Says someone who's never actually tried it. The biggest risk of burnout is from the use of constant voltage supplies, rather than constant current. With a "normal" power supply, a stalled motor will draw enough current to overheat quickly and catch fire, as @jremington says. Plus, of course, its cooling fan isn't running.
Any brushed DC motor* can be held stalled without harm provided the temperature rise is not excessive.** I don't know of any way of ascertaining that except by experiment, although there will be motors specifically made for the job, and the spec sheet will give the necessary information.
For what it's worth, I'm not actually advocating a stalled motor approach for this application. I simply wanted to offer it for consideration, bearing in mind that @kill_gil wanted a solution that was as simple as possible, preferably without using any additional sensors.
*AC induction motors can also be operated stalled. Three-way splitter valves in domestic heating systems (in Europe, at least) use a stalled motor to hold the valve open against a spring when energised, the spring closing the valve when power is removed from the motor.

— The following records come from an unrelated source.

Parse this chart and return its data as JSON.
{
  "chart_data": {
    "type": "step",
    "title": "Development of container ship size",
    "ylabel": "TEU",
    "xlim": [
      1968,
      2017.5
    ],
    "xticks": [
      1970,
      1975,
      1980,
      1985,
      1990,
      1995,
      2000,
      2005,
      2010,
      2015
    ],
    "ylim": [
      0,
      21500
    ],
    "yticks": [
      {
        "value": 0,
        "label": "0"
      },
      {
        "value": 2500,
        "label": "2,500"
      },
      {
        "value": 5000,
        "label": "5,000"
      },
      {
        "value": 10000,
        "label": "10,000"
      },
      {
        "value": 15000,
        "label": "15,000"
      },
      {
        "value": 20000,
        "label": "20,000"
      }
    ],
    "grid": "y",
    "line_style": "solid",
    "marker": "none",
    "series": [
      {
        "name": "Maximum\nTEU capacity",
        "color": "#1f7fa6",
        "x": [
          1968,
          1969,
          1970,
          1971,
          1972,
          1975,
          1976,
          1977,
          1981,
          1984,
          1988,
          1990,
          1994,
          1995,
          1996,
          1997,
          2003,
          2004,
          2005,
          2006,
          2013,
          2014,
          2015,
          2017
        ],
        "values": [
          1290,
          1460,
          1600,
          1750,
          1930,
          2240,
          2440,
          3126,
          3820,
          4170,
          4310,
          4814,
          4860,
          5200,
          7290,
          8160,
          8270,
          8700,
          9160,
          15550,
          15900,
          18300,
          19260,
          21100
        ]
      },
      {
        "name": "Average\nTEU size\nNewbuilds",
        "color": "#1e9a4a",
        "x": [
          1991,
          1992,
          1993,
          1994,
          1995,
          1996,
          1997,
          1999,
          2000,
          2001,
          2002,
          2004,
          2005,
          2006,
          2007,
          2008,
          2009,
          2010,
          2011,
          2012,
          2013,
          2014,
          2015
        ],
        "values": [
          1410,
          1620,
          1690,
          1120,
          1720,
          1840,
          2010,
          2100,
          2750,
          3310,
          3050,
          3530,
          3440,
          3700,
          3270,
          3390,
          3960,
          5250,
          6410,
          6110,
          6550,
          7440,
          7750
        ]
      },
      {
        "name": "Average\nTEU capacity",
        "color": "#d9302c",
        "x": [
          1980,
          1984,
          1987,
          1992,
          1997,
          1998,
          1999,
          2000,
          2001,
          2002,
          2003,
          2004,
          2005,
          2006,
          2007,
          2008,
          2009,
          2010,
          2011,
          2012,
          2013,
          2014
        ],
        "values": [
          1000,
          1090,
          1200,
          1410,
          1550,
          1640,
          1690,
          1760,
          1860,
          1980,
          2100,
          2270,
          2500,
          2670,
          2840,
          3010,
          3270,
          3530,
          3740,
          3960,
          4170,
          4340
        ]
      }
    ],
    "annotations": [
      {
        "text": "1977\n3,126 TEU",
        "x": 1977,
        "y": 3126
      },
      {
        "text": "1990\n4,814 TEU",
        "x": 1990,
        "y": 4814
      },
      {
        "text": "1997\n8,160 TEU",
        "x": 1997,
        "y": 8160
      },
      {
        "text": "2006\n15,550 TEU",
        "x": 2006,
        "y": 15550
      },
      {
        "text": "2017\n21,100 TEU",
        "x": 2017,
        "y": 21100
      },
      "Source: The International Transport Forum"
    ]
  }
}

**An electrical engineering lecturer told me this rather informal approach to finding the maximum safe current. With an ammeter in circuit, increase the load on the motor (or transformer, or other wound component) until it just starts to smoke. Read the current. Then halve it to find the maximum safe continuous current.
So there you go: the maximum continuous current is half the smoke current.
Sounds like it could be a good rule of thumb, but it's probably worth buying a couple of spare motors. Make sure they're cheap!